Sunday 5 June 2011

Brent Council Snuffs out the Lights

From Brent Council's website (last year)
Petitioners will be at the June 13th Executive to protest at the cuts of funding for festivals. They include 5,000 signatures to save Navratri and 110 to Save the St Patrick's Day Parade.

The Executive will vote on a 'no faith funding' approach that will even see the Christmas lights go out. In an ominous echo of David Cameron's strictures on the 'divisiveness'  of 'multiculturalism' the Council proposes to fund events which are 'inclusive of the whole diverse Brent Community' including a new 'Brent Celebrates' event.  However in the same paper it says that the new Civic Centre performance area and that of the rebuilt Willesden Green hub (if it goes ahead) will showcase Brent's diversity. Didn't Navratri etc do that? Is Guy Fawke's Night inclusive?

To be fair to the Council here is their justification for the preferred policy option:
Cease delivery of any faith-based events and deliver a reduced programme
Deliver one Brent Celebrates event (which is anticipated to be an event attracting up to 30,000 people) and continue to provide fireworks night and Holocaust Memorial Day. The council would also work with others in the community, to provide advice and guidance to resident groups to promote festivals and events they may identify.

This would mean the council ceasing its current events for Chanukah, St Patrick’s Day, Eid, Diwali, Christmas, St George’s Day, LGBT Month, International Women’s Day.
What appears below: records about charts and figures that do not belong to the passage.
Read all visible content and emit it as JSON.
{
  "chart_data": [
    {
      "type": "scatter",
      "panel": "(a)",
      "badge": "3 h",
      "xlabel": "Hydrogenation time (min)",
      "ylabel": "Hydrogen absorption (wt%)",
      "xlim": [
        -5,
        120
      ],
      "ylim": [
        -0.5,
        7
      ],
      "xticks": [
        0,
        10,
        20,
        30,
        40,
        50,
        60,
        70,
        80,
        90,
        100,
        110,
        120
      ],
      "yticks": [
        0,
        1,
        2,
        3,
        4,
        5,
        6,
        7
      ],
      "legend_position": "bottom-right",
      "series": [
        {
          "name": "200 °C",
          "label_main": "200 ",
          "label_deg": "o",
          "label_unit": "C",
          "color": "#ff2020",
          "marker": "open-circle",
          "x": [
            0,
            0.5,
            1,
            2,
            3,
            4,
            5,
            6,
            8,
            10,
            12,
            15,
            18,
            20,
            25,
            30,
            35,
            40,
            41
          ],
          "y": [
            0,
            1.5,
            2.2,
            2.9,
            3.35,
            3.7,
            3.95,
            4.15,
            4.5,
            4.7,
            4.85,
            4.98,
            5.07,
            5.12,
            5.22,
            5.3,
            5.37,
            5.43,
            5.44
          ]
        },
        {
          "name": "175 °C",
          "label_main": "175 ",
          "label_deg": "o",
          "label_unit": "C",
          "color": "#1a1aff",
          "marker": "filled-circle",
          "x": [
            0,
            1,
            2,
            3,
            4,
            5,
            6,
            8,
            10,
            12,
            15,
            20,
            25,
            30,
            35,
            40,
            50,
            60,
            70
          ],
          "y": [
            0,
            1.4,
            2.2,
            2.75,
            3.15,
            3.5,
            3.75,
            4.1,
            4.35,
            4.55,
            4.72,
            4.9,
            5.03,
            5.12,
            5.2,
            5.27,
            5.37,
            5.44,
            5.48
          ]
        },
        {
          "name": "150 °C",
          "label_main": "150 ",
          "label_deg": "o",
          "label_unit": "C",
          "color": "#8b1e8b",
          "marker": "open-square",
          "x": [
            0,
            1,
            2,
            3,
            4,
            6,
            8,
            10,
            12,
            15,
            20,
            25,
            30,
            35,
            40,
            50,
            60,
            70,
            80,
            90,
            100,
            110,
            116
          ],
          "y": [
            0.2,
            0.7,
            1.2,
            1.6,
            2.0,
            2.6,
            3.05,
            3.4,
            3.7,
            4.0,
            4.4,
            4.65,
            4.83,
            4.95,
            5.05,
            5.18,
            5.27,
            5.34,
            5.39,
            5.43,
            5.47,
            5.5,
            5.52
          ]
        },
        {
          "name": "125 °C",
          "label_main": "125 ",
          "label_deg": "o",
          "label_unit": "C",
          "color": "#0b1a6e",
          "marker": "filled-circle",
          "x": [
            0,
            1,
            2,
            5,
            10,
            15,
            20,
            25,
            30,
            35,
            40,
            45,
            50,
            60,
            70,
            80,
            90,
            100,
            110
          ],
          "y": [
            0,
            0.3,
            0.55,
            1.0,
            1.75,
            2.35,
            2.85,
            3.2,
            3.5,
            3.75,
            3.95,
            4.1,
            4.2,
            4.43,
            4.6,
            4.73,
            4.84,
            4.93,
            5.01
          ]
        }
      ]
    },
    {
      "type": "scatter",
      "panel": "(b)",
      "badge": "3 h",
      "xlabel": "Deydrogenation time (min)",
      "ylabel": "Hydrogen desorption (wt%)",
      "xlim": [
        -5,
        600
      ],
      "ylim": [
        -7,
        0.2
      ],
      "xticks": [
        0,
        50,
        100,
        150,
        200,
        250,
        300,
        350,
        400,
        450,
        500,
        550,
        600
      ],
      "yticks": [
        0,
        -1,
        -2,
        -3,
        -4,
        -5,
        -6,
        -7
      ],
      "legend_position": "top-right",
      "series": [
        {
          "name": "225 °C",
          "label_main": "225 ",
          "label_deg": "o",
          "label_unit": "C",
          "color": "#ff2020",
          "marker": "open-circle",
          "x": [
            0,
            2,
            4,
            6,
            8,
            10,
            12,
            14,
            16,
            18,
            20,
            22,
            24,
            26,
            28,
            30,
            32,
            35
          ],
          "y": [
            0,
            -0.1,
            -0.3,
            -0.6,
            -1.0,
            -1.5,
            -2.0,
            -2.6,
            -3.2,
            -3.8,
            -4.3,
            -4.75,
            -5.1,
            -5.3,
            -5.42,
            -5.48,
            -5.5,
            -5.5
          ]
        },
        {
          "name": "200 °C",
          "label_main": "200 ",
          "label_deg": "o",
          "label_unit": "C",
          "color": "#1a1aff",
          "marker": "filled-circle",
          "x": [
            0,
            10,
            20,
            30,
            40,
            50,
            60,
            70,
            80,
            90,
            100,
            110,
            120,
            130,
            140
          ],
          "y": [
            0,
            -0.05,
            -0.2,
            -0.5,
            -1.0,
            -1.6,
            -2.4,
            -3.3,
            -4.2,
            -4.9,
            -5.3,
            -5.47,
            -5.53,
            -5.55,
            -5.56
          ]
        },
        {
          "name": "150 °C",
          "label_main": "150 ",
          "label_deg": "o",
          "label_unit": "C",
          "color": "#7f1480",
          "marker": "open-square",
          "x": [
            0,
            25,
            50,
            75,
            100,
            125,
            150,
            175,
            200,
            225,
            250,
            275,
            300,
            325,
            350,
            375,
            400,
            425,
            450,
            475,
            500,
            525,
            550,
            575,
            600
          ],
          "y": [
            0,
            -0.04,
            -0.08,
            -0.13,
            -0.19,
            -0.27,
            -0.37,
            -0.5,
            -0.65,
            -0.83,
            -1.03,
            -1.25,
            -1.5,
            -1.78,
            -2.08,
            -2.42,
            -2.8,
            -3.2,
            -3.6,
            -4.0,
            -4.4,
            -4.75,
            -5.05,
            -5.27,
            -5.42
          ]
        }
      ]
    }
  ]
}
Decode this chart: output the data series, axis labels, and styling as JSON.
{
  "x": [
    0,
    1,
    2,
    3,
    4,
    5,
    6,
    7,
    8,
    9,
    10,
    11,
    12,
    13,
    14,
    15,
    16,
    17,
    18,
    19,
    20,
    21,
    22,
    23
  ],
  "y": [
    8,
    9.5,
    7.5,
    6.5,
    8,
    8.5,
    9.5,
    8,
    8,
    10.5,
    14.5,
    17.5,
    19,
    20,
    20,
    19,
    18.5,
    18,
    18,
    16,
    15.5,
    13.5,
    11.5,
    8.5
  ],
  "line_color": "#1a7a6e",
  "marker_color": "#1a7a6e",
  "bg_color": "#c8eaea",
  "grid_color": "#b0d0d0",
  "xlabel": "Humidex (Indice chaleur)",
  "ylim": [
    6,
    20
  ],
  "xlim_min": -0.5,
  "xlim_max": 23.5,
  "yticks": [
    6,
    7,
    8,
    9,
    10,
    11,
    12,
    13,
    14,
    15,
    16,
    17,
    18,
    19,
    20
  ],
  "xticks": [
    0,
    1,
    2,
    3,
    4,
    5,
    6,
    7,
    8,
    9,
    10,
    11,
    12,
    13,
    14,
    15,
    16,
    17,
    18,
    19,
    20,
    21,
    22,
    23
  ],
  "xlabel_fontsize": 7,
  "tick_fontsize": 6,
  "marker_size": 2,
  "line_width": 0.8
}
It would also no longer fund Navrati or the Christmas/festive lights.

This option would enable the council to build on the support already provided to a number of events, festivals and activities delivered by community groups which is currently working well. This would meet the requirements identified in the Brent Cultural Strategy 2010-2015 of providing a key leadership role in developing partnerships with cultural providers. This support could include advice and, where appropriate, training. Savings of approximately £270,000 would be achieved in the first year. The consultation feedback does not oppose this option and does support festivals and activities that bring all communities together.